Do I have yeast?

I know, Magnum is magical. Any other great bittering hops?
 
I've had really good luck with noble hops in German style brews.
 
Everything from first wort to dry hop. I don't personally care for "dank" hops - I can grind up pine boards much cheaper. Some of the American varieties have nice flavors but can be overwhelming. To me, beer is primarily a malt beverage, hops are there for accent flavors. That said, I've used CTZ to good effect, and even Cluster in my Kentucky Common. There's a myth out there that boil hops, the long addition variety, don't contribute flavor. They do: To check, make a hop tea out of, say, Perle. Boil an ounce in a couple quarts of water for an hour. By the end of the hour, the nose will have changed but there will still be a noticeable "hop aroma". Perle goes from floral to minty to kind of musty-stale by the end of the one-hour boil experiment. This was an accidental discovery on my part - I needed some additional bitterness in a brew so made the hop tea and made my little discovery.
 
To me, beer is primarily a malt beverage
I'm the exact opposite - more focused on hops :D Though I don't dry hop.

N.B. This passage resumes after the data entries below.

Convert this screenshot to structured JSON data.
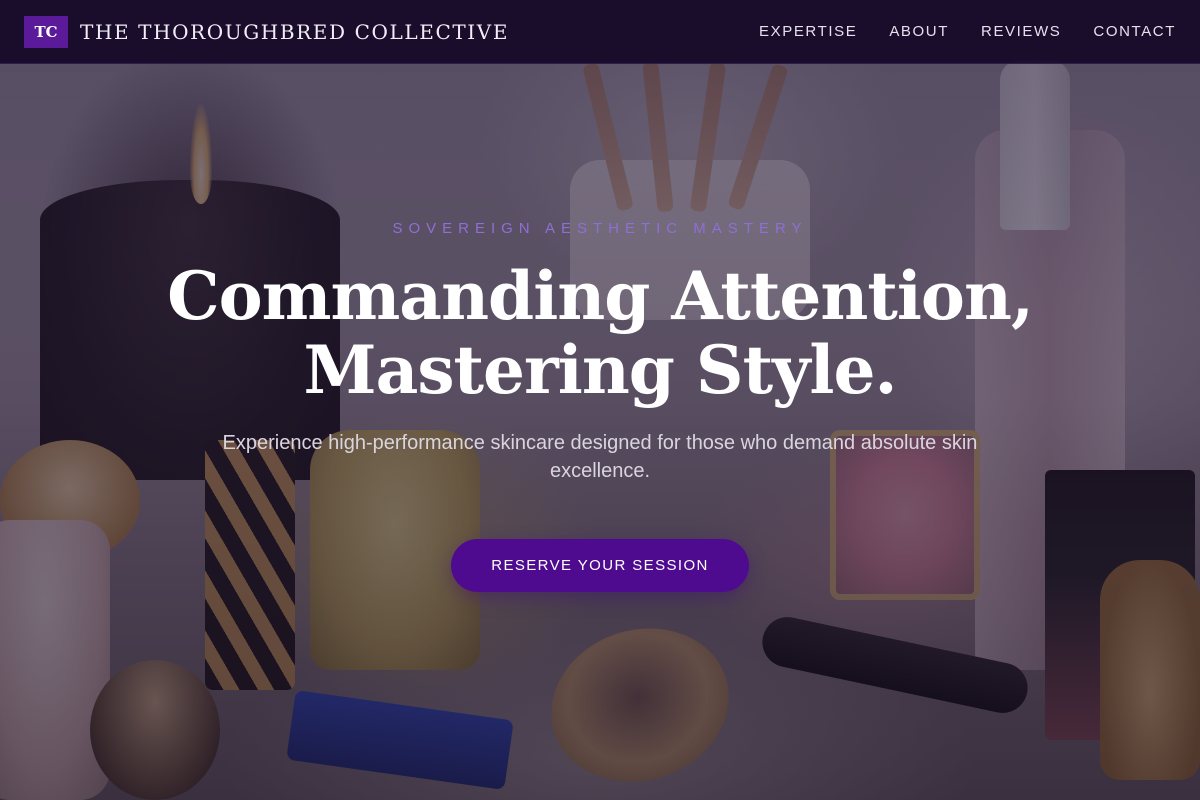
{
  "nav": {
    "logo_text": "TC",
    "brand_name": "THE THOROUGHBRED COLLECTIVE",
    "links": [
      "EXPERTISE",
      "ABOUT",
      "REVIEWS",
      "CONTACT"
    ]
  },
  "hero": {
    "eyebrow": "SOVEREIGN AESTHETIC MASTERY",
    "headline_line1": "Commanding Attention,",
    "headline_line2": "Mastering Style.",
    "subheadline": "Experience high-performance skincare designed for those who demand absolute skin excellence.",
    "cta_label": "RESERVE YOUR SESSION",
    "background_image": "makeup-and-skincare-products-photo"
  },
  "colors": {
    "nav_bg": "#14082A",
    "accent_purple": "#4F0B8F",
    "logo_bg": "#5A1A9A",
    "eyebrow": "#8E6FD6"
  }
}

Your Perle experiment shows that not all hops enjoy a long boil, and that the bittering addition does impart character. Makes me curious about which hops (apart from Magnum) can still contribute nice tastes after an hour of boil. Columbus indeed gets mentioned a lot, as well as Warrior.

This thread sure has strayed from its original course...
 
Interwebs get sidetracked ? " insert usual metric system rant "
There are high alpa hops great for buttering and others that are not .
Magum wants to be your friend
 
Haha... Magnum already is my friend, but I'm looking to expand my circle
 
I'm the exact opposite - more focused on hops :D Though I don't dry hop.

Your Perle experiment shows that not all hops enjoy a long boil, and that the bittering addition does impart character. Makes me curious about which hops (apart from Magnum) can still contribute nice tastes after an hour of boil. Columbus indeed gets mentioned a lot, as well as Warrior.

This thread sure has strayed from its original course...

If hops are boiled in water, there isn't anything for the oils to bond to...Sugar is necessary to isomerize the alphas and volatiles.Try the same experiment with a "wort" of table sugar and water and see if there's a difference. Also...at 1 hour, flavor and aroma oils are driven out and all you have left is bitterness.That's why we add more hops late in the boil.
 
JA, I will try your experiment. I have a half-ounce of Saaz, I'll start with two quarts of 1.045 "wort" of sugar and water so there's nothing to bind to. Sugar as far as I know, is not involved in isomerization, indeed, it interferes with it - the higher the gravity, the lower the utilization. Heat is what causes the oils to isomerize. But let's try it.